Friday, May 24, 2013
MOVIE REVIEW: THE HANGOVER PART 3
The Wolfpack set out in search of Mr. Chow after Doug is kidnapped by a criminal seeking to recover $21 million from the diminutive hustler as the decadent Hangover trilogy winds to an outrageous close. Bradley Cooper, Ed Helms, Zach Galifianakis, Ken Jeong, John Goodman, and Melissa McCarthy star in this Warner Bros. release from director Todd Phillips. ~ Jason Buchanan, Rovi
Director: Todd Phillips
Cast: Bradley Cooper, Ed Helms, Zach Galifianakis, Justin Bartha, Ken Jeong, John Goodman, Melissa McCarthy
Release Date: May 23, 2013
Rated R for Drug Content, Brief Graphic Nudity, Pervasive Language, Sexual References and Some Violence
Runtime: 1 hr. 40 min.
“The End.” “It All Ends.” “It Ends.” Etc… I really hope those taglines at the top of the posters are a firm promise. Some series really shouldn’t go past its original film. It’s fairly apparent that The Hangover was the kind of movie that never should have been a franchise. It would have been a smart decision to avoid sequels, like Phillips did with Old School. Instead we were dealt one of the laziest sequels ever. This 3rd film is only marginally better. I do give Phillips credit for mixing up the formula this go around even though it creates a weird serious / comedic tone throughout. As a comedy, it’s never consistently funny. At best it, delivers a handful of chuckles here and there along with long stretches of nothing. By nothing, I mean nothing. No fun, no thrills, no suspense. The audience is just left wading through uninteresting exposition until we get to the next set piece. The cast is just as disinterested as most of the audience, Cooper and Helms in particular. They both seem content in delivering lines from the past films and not much else, not that I really blame them.
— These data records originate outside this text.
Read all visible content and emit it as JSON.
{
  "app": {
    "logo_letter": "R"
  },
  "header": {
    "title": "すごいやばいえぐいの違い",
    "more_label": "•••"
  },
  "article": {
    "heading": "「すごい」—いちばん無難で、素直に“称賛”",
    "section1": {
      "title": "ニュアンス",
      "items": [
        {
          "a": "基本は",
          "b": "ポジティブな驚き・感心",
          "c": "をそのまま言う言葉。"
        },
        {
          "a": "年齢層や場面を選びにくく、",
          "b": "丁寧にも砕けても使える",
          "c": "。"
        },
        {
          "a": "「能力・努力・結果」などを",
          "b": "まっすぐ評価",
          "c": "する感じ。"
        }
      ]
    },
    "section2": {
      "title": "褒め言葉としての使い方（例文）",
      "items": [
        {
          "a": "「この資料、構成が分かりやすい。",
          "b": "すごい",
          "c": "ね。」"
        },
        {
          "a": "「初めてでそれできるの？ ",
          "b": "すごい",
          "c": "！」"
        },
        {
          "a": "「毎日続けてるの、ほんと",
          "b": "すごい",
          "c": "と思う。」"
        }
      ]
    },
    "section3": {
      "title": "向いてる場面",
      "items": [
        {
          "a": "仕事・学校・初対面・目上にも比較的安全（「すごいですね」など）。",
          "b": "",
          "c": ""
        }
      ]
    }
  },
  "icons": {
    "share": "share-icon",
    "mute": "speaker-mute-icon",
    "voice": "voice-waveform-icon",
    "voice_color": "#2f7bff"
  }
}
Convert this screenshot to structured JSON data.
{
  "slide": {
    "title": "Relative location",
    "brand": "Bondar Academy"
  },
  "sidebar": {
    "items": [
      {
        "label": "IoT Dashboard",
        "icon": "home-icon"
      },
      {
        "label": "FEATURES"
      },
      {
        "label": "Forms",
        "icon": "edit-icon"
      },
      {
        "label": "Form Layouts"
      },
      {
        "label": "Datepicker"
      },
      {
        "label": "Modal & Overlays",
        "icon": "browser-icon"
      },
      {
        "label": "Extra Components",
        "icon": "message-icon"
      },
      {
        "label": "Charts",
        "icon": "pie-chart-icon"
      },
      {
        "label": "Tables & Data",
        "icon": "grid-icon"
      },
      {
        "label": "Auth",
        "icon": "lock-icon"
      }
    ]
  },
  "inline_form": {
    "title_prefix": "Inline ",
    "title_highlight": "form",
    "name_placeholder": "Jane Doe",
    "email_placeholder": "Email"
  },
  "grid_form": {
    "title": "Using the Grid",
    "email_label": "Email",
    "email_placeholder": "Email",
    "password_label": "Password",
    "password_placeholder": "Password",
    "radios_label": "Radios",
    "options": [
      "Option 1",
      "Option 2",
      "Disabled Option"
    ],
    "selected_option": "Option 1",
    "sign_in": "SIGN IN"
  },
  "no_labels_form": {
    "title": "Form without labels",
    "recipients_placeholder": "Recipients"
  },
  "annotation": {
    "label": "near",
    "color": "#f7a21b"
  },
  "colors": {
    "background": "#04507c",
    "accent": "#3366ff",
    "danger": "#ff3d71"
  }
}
Zach Galifianakis and Ken Jeong both get larger roles here and are given free reign to do whatever they want. Both take their characters to extremes with grating results. John Goodman and Melissa McCarthy are terribly underused in one note characters. The film has a strange feel about it, like it’s disinterested in itself. The few chuckles that come through don’t last long enough to reach a zenith. It only finds a tad breath of energy in a post credit scene which comes after an awkward slow-mo montage. Let’s hope they don’t renege on their promise to let it end.